The plan will involve a 30 per cent reduction in overheads designed to achieve annual cost savings of €2.1bn (£1.4bn) a year by 2012. It is unlikely that Airbus will close any of its 16 production plants in the UK, France, Germany and Spain. But it will take the axe to its 80,000-strong workforce, with reports in France suggesting that 6,000 to 7,000 jobs may be shed, and is also expected to sell a number of its manufacturing operations or seek to bring in joint venture partners.

Peace and quiet at 41,000ft on giant gin-palace

The seat number on the boarding pass read 76G and with that my spirits immediately sank. Sure enough, as I entered the cabin of the A380 superjumbo I was invited to take a sharp right and make the long trek down to cattle class.
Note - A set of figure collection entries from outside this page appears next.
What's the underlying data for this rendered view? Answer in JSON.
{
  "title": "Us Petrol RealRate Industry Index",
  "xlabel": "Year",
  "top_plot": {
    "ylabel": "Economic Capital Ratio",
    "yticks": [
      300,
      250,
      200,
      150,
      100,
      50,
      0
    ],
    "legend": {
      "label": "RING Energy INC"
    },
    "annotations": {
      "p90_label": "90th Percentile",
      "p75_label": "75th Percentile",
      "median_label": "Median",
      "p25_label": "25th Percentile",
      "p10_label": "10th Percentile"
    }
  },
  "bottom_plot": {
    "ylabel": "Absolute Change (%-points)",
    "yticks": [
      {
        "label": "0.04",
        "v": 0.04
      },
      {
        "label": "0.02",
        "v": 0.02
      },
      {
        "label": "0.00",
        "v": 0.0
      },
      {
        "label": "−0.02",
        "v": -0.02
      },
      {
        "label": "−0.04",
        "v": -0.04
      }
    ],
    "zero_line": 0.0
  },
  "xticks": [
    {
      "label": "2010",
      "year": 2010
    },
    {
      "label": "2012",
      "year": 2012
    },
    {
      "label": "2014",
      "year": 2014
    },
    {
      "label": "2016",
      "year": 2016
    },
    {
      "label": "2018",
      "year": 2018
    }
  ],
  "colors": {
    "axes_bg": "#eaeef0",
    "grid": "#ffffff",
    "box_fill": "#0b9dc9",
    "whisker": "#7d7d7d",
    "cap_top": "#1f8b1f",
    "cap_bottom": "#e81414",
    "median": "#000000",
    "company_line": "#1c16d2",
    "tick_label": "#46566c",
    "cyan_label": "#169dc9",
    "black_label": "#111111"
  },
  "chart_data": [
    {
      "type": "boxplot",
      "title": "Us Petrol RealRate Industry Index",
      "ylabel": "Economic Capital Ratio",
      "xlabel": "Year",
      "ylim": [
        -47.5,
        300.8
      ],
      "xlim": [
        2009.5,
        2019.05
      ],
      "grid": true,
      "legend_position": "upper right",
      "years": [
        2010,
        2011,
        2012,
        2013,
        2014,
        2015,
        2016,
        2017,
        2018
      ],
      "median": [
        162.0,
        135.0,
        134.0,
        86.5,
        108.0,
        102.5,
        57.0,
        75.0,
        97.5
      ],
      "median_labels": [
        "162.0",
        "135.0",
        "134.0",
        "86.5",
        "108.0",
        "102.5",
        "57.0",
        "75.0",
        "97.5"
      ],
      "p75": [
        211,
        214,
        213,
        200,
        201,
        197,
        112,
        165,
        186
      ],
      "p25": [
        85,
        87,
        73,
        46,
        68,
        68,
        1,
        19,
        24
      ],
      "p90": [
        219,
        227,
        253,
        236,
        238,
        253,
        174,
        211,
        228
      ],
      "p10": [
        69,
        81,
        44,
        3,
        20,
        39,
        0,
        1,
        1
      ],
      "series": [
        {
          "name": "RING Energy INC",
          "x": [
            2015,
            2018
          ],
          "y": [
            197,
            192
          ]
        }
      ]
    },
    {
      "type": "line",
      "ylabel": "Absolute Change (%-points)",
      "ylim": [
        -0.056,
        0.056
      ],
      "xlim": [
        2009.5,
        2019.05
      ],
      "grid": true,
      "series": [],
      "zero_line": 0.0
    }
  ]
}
No first class suite, complete with private shower and champagne welcome, for me. Not even a lie-flat bed. Just the company of my fellow backpackers, squeezed 10 abreast across the rear of this giant flying gin-palace.

Airbus had assured everyone that the seating on board the maiden press flight of the world's biggest passenger jet had been drawn at random. So how come the Wall Street Journal and Financial Times managed to bag seats in business class? As it turned out, the two-hour flight from Toulouse and back by way of the Pyrenees and Bordeaux was a very agreeable affair. Admittedly, there were fewer than 200 journalists on board, not the 853 passengers the A380 is certified to carry. But the overwhelming impression was not one of being crammed sardine-like into a cigar-shaped tube along with the rest of humanity. Rather, it was one of space and light and, above all, quiet. At 41,000ft you could actually eavesdrop on a conversation taking place on the other side of the 20ft-wide cabin. The captain explained this was because the A380 has half the noise footprint of a 747 jumbo.

The A380 promises to revolutionise air travel in other ways too. Although one of the launch customers, Emirates, plans to squeeze as many as 650 passengers on to some of its planes, Airbus has lined up an unnamed customer who wants a VIP version of the A380 complete with his or her own dining room, cinema, jacuzzi, bedroom and conference area.

The typical A380 is likely to seat around 500 passengers in double-decker formation - 370 in economy, 100 in business class and the rest in first. Yesterday's test flight took place in one of four planes destined for Abu Dhabi's Etihad Airlines but it will not resemble the aircraft that is finally delivered. Sensors and bits of wiring were still sticking out of seats, and oxygen masks dropped unnervingly from the ceiling in business class as the aircraft was taking off. But, important to report, it also landed, all 361 tonnes of it. And with quite a bump.